GSI cercará sede da Presidência enquanto STF decide se abre investigação contra ministro; operação terá reforço policial, bloqueios, inteligência e monitoramento por drones
As grades voltarão à paisagem do poder em Brasília; desta vez, antes mesmo de qualquer manifestação ganhar as ruas. O Gabinete de Segurança Institucional (GSI) instalará barreiras em frente ao Palácio do Planalto nesta terça-feira, 15, quando o Supremo Tribunal Federal realizará uma sessão extraordinária para analisar se deve ser aberta uma investigação contra o ministro Alexandre de Moraes por sua suposta relação com Daniel Vorcaro, ex-controlador do Banco Master. A decisão de cercar a sede da Presidência foi tomada diante da possibilidade de manifestações nas proximidades da Praça dos Três Poderes e integra uma operação que mobilizará diferentes órgãos de segurança. O julgamento está marcado para as 10h00 e ocorre em meio a uma crise sem precedentes recentes dentro do próprio Supremo, desencadeada pela divulgação de mensagens encontradas no celular de Vorcaro e pelo embate entre integrantes da Corte em torno das investigações do caso Master. O que será decidido dentro do plenário, portanto, já provoca efeitos do lado de fora: antes de os ministros começarem a votar, Brasília estará preparada para um dia de tensão.

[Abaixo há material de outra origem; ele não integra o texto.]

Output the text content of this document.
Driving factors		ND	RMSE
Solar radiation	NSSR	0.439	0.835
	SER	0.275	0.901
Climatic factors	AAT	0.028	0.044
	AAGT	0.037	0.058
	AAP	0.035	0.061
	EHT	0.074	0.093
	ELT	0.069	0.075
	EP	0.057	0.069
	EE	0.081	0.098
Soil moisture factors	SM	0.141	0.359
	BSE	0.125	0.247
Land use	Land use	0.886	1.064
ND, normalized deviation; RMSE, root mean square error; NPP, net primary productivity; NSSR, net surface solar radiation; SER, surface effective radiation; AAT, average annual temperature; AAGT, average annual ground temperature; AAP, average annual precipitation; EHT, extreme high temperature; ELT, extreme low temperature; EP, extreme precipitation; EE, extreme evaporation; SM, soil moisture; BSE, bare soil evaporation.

O esquema não ficará restrito ao Palácio do Planalto. A Secretaria de Segurança Pública do Distrito Federal, a Polícia Judicial do STF, o GSI, o Comando Militar do Planalto e outros órgãos participam do planejamento para controlar a circulação na região. Visitantes e manifestantes não poderão chegar à Praça dos Três Poderes, e está prevista uma linha de contenção com gradis e policiais na Esplanada dos Ministérios. Também haverá monitoramento por drones, compartilhamento de informações de inteligência, avaliação permanente dos perímetros e aumento do efetivo. Dentro do Supremo, o controle será igualmente rigoroso: o acesso ao plenário ficará limitado a pessoas previamente credenciadas, haverá passagem por detectores de metais e raio X e os celulares deverão permanecer desligados e lacrados em sacolas de segurança durante a sessão. O aparato mostra que as autoridades tratam o julgamento não apenas como uma questão jurídica delicada, mas como um acontecimento com potencial de mobilização política fora do tribunal.
Julgamento sob vigilância
No centro de toda a operação está uma decisão inédita: o plenário do STF analisará a possibilidade de abertura de uma investigação formal contra um de seus próprios ministros. O caso surgiu a partir de material produzido pela Polícia Federal envolvendo mensagens e contatos entre Moraes e Daniel Vorcaro. O presidente do Supremo, Edson Fachin, assumiu a condução do processo e convocou a sessão extraordinária para que o colegiado decida se existem elementos que justifiquem o prosseguimento da apuração ou se o procedimento deve ser arquivado. A sessão deverá começar com a leitura do relatório, seguida da possibilidade de manifestação da Procuradoria-Geral da República e das demais etapas previstas no rito definido pela Corte. Fachin será o primeiro a votar, e os demais ministros se manifestarão na sequência. A análise ainda poderá ser interrompida caso algum integrante do tribunal peça vista. O julgamento será público e terá transmissão ao vivo, ampliando ainda mais a exposição de uma crise que ultrapassou os corredores do Supremo e passou a ocupar o centro do debate político nacional.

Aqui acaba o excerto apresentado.